Once you scan a QR code, check the URL to make sure it is the intended site and looks authentic. A malicious domain name may be similar to the intended URL but with typos or a misplaced letter.
Practice caution when entering login, personal, or financial information from a site navigated to from a QR code.
- If scanning a physical QR code, ensure the code has not been tampered with, such as with a sticker placed on top of the original code.
- Do not download an app from a QR code. Use your phone’s app store for a safer download.
- If you receive an email stating a payment failed from a company you recently made a purchase with and the company states you can only complete the payment through a QR code, call the company to verify. Locate the company’s phone number through a trusted site rather than a number provided in the email.
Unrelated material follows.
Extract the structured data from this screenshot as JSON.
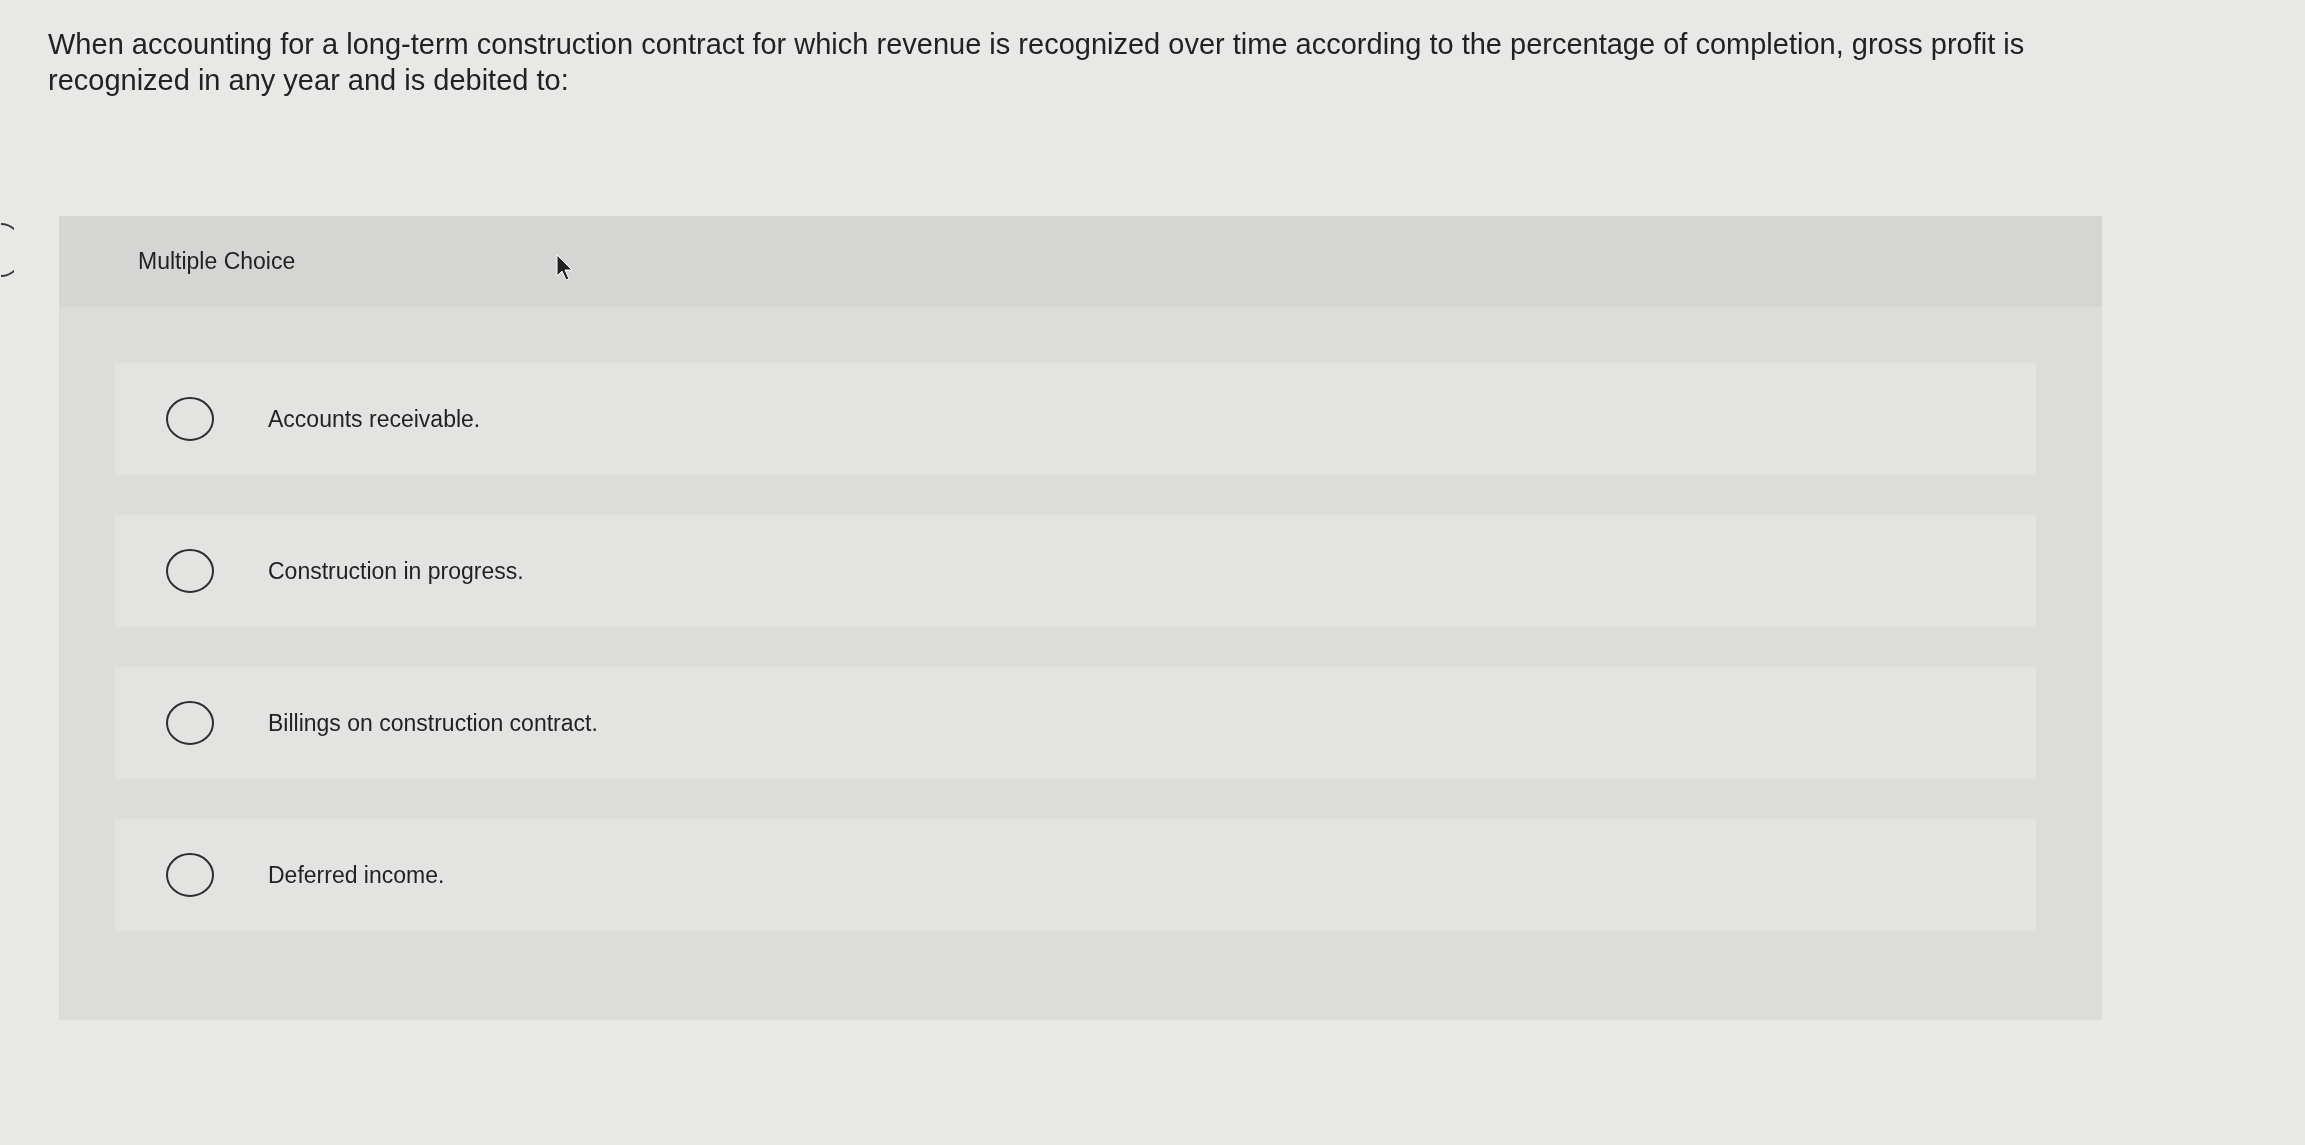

- Do not download a QR code scanner app. This increases your risk of downloading malware onto your device. Most phones have a built-in scanner through the camera app.
- If you receive a QR code that you believe to be from someone you know, reach out to them through a known number or address to verify that the code is from them.
- Avoid making payments through a site navigated to from a QR code. Instead, manually enter a known and trusted URL to complete the payment.
If you believe you have been a victim of stolen funds from a tampered QR code, report the fraud to your local FBI field office at www.fbi.gov/contact-us/field-offices. The FBI also encourages victims to report fraudulent or suspicious activities to the FBI Internet Crime Complaint Center at www.ic3.gov.